Не сознанием, а каким-то шестым чувством предугадывал он очередной маневр «юнкерса» и — то останавливал корабль, то рывком бросал его вперед, то уходил вправо, влево, чтобы бомбы падали только за борт. Это было похоже на азартную игру, в которой ставка — жизнь корабля и экипажа. Алексей сначала почувствовал, а потом понял, что выигрывает — и выиграет ее! И, конечно же, выиграл бы, если б не глупый, нелепый зевок, допущенный им в самом конце этой игры: появились наши истребители, на секунду отвлекли внимание, и тотчас — грохочущий столб огня и дыма возле самого борта «Коммунара», а вслед за ним — полет в черную бездну…

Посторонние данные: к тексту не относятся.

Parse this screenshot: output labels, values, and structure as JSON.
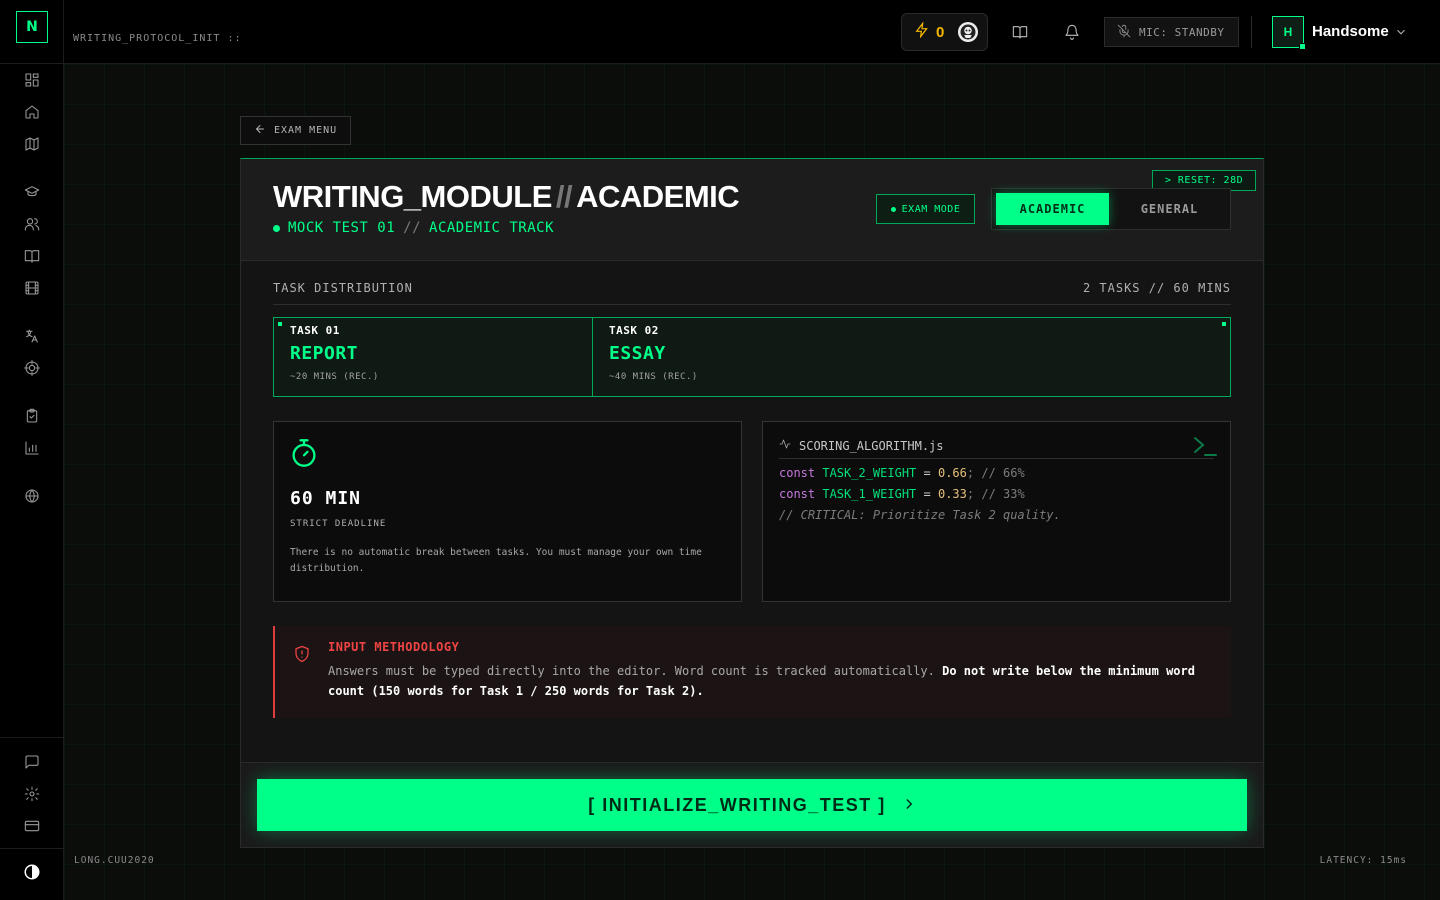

Казалось, он не прекратится никогда, этот полет. И вдруг — именно вдруг — Алексей почувствовал, что полета нет. Есть темнота, в которой — ни зги. Есть тишина без намека на звук, на шорох. И есть странная, необъяснимая неподвижность, когда — ни пальцем пошевелить, ни глубоко вздохнуть. Показалось на миг, будто его, еще живого, закопали глубоко в землю, а потому и не слышно, не видно ничего. Испугался. Хотел вскочить — нет сил, хотел закричать — нет голоса.
Вот тогда-то впервые и замелькали перед глазами разноцветные светлячки, тогда и возник, разрывающий мозг визг и вой. И только почувствовав свои руки в чьих-то горячих, живых, ободряющих руках, Алексей понял, что не зарыли его, не погребли заживо. Жив, но не видит, не слышит и не владеет своим телом…
Мягкая, шелковистая ладонь продолжала поглаживать его руку, успокаивая и утешая, и постепенно Маркевич затих, впал в полузабытье. Очнулся, когда ладонь посему-то стала жесткой, мозолистой и, перестав утешать, начала настойчиво, с короткими промежутками, постукивать его по руке. Постукивание складывалось в подобие точек и тире, и прислушиваясь к ним, Алексей прочитал снова и снова повторяемую фразу:
— Все в порядке, слышишь? Отвечай. Все в порядке, отвечай…
Собрав все силы в кончике в кончике указательного пальца правой руки, Маркевич ответил:
— Где я?
И похолодел от нетерпения: поняли вопрос или нет?
Вдруг почувствовал, как радостно вздрогнула жесткая рука, как заторопилась она, посыпала точками и тире:
— Все в порядке, корешок! Едем в санитарном поезде, в госпиталь. Все в порядке!
— Кто ты? — тоже заторопился Алексей.
— Радист с тральщика. Тоже вот… ногу покарябало. Отдыхай, браток, сестра говорит, что тебе нельзя волноваться.
— Погоди. Скажи, что со мной?
— Контузия. Легко отделался, кореш. Теперь ничего, поставят тебя на ноги. Припухай пока, отлеживайся.
— А ты?
— Лягу. Я на соседней койке. Понадоблюсь, шевельни пальцами.